Pourquoi l’Ofpra s’intéresse-t-il à la question de la traite des êtres humains ? 

L’Ofpra est mobilisé de longue date sur la question de la traite des êtres humains car elle constitue un motif de protection en droit d’asile. Ainsi une victime de traite qui démontre s’être effectivement distanciée de sa situation d’exploitation, conformément à la jurisprudence du Conseil d’Etat (Conseil d’Etat, décision n° 418326 du 16 octobre 2019), et justifier pour ce motif, si elle regagne son pays d’origine, de craintes fondées de persécution ou d’un risque réel d’atteintes graves, sans pouvoir se prévaloir utilement de la protection des autorités de son pays, se voit octroyer le statut de réfugié, au sens de la Convention de Genève de 1951 ou, à défaut, le bénéfice de la protection subsidiaire. 

Ceci, quels que soient la forme et le lieu de l’exploitation dans le cadre de la traite : celle-ci peut avoir eu lieu dans le pays d’origine de la victime, dans un pays tiers sur son parcours d’exil et/ou sur le territoire de son pays d’accueil. 

Depuis quand L'Ofpra s'investit dans la lutte contre la traite ? 

C’est progressivement, à compter des années 2000, que se sont construites l’identification et l’appréciation de ce motif de protection par l’Office, au regard des profils évolutifs des demandes d’asile liées à la traite et des développements consécutifs de sa doctrine, adossée à la jurisprudence de la Cour nationale du droit d’asile et du Conseil d’Etat. 

Et depuis 2013, de manière structurante et transversale au sein de l’établissement, l’Ofpra a mis en place des dispositifs dédiés aux vulnérabilités au sens du droit européen de l’asile, ce qui inclut la traite des êtres humains.

Pouvez-vous présenter quelques types de personnes victimes rencontrées à l'Ofpra ? 

La majorité des demandes d’asile en lien avec la traite des êtres humains émane de femmes, majeures ou mineures, alléguant s’être soustraites à une situation de traite à des fins d’exploitation sexuelle. 

Quel que soit leur âge, elles se réfèrent souvent à un continuum de violences, disant avoir été recrutées après avoir subi des violences intrafamiliales et/ou avoir été exposées à des pratiques traditionnelles néfastes telles que le mariage forcé ou les mutilations sexuelles féminines. 

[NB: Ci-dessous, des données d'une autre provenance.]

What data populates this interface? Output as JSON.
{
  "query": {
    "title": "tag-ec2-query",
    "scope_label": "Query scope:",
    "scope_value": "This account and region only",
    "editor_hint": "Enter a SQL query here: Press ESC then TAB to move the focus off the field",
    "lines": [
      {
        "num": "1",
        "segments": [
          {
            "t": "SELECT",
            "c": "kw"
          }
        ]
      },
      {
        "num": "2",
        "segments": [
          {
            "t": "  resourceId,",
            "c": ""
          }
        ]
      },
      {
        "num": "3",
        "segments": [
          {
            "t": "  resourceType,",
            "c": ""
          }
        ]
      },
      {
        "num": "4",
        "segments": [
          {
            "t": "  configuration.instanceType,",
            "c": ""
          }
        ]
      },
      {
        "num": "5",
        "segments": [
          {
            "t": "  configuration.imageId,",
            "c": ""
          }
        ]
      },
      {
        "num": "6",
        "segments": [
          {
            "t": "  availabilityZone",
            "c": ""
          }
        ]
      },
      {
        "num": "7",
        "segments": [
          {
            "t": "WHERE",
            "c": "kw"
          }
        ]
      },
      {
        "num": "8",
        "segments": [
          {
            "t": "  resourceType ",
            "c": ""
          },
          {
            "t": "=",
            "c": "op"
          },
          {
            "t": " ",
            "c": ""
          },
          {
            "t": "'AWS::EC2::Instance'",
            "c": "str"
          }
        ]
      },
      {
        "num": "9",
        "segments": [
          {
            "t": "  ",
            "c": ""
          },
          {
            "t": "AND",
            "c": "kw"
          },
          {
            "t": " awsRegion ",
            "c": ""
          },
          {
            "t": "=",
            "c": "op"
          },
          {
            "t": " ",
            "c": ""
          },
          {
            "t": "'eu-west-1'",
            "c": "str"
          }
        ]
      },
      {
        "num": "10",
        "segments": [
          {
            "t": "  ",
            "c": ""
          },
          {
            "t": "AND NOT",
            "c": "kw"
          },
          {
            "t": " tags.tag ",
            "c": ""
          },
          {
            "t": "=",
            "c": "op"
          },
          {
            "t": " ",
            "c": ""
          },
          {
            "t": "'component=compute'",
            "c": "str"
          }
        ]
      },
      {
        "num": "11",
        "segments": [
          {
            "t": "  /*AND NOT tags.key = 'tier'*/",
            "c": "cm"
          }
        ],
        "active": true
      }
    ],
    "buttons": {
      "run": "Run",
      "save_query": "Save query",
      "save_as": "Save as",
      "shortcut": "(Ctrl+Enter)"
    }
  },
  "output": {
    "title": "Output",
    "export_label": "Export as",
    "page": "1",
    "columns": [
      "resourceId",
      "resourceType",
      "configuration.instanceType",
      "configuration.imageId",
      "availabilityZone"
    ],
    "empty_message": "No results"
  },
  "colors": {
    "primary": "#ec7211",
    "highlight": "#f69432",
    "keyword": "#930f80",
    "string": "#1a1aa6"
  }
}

La servitude domestique ou le travail forcé continuent leur progression et, plus à la marge, l’Office est saisi d’autres formes de traite, notamment l’incitation à commettre des délits, l’exploitation de la mendicité ou la gestation pour autrui. 

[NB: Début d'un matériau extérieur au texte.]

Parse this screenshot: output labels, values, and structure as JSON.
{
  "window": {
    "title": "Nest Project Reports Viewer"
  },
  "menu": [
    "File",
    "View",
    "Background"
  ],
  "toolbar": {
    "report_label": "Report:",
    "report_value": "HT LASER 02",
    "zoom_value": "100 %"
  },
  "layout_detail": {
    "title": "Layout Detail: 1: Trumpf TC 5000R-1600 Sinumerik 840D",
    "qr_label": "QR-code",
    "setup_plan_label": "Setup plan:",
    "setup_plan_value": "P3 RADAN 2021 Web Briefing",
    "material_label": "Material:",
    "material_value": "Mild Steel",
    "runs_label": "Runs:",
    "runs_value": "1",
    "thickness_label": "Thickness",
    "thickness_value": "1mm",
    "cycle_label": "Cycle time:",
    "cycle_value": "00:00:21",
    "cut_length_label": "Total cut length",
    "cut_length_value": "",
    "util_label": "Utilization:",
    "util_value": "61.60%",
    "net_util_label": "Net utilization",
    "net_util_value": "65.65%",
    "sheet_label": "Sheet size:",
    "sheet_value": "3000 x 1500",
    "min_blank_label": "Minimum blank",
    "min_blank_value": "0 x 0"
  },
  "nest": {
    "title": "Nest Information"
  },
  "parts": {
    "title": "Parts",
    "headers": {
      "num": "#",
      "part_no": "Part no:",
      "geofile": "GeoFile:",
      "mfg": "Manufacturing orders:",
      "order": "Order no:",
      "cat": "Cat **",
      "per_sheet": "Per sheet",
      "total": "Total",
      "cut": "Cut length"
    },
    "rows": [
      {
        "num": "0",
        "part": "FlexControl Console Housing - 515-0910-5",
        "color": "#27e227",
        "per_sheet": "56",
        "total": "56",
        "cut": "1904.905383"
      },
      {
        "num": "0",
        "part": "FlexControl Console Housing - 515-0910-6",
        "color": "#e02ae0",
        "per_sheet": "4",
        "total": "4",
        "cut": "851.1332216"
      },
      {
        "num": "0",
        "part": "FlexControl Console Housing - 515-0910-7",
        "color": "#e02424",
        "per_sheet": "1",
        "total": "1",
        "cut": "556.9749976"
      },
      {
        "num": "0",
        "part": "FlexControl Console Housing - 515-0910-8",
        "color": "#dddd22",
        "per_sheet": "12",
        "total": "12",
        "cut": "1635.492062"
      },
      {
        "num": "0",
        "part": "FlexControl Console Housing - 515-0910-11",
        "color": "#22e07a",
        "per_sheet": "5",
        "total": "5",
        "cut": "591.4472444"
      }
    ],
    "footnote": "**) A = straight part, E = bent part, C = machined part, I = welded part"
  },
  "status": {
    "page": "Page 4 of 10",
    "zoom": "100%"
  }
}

Toutes formes d’exploitation confondues, les situations invoquées se placent avant le départ du pays, sur le parcours migratoire et/ou en France. 

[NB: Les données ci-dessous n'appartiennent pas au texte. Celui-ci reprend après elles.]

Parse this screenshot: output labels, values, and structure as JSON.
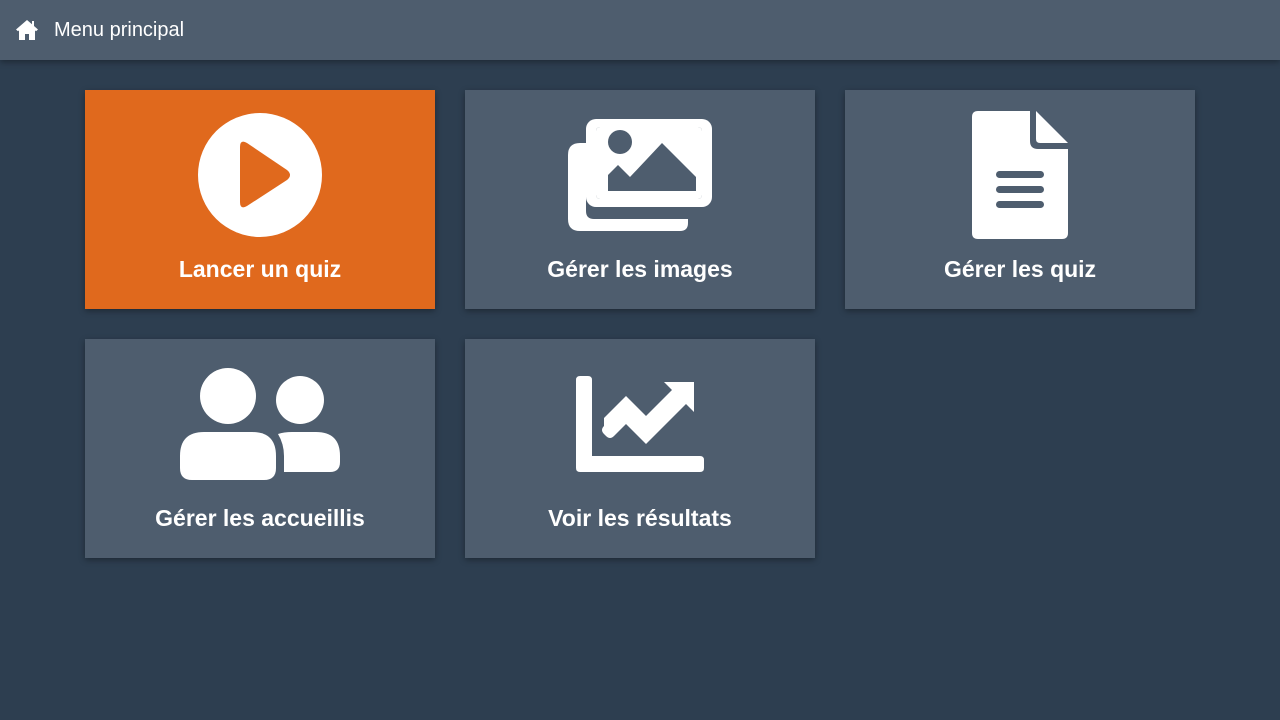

Les craintes alléguées en cas de retour dans le pays d’origine le sont avant tout à l’égard des exploiteurs, mais aussi de l’entourage direct, en particulier celui des femmes se déclarant victimes d’exploitation sexuelle.

Qu'en est-il de leur repérage parmi tous les demandeurs d'asile ?

Il arrive de plus en plus souvent que l’Ofpra identifie des indicateurs nombreux d’une potentielle situation de traite sans que, en dépit d’encouragements à la verbalisation, celle-ci soit revendiquée à l’appui du besoin de protection. 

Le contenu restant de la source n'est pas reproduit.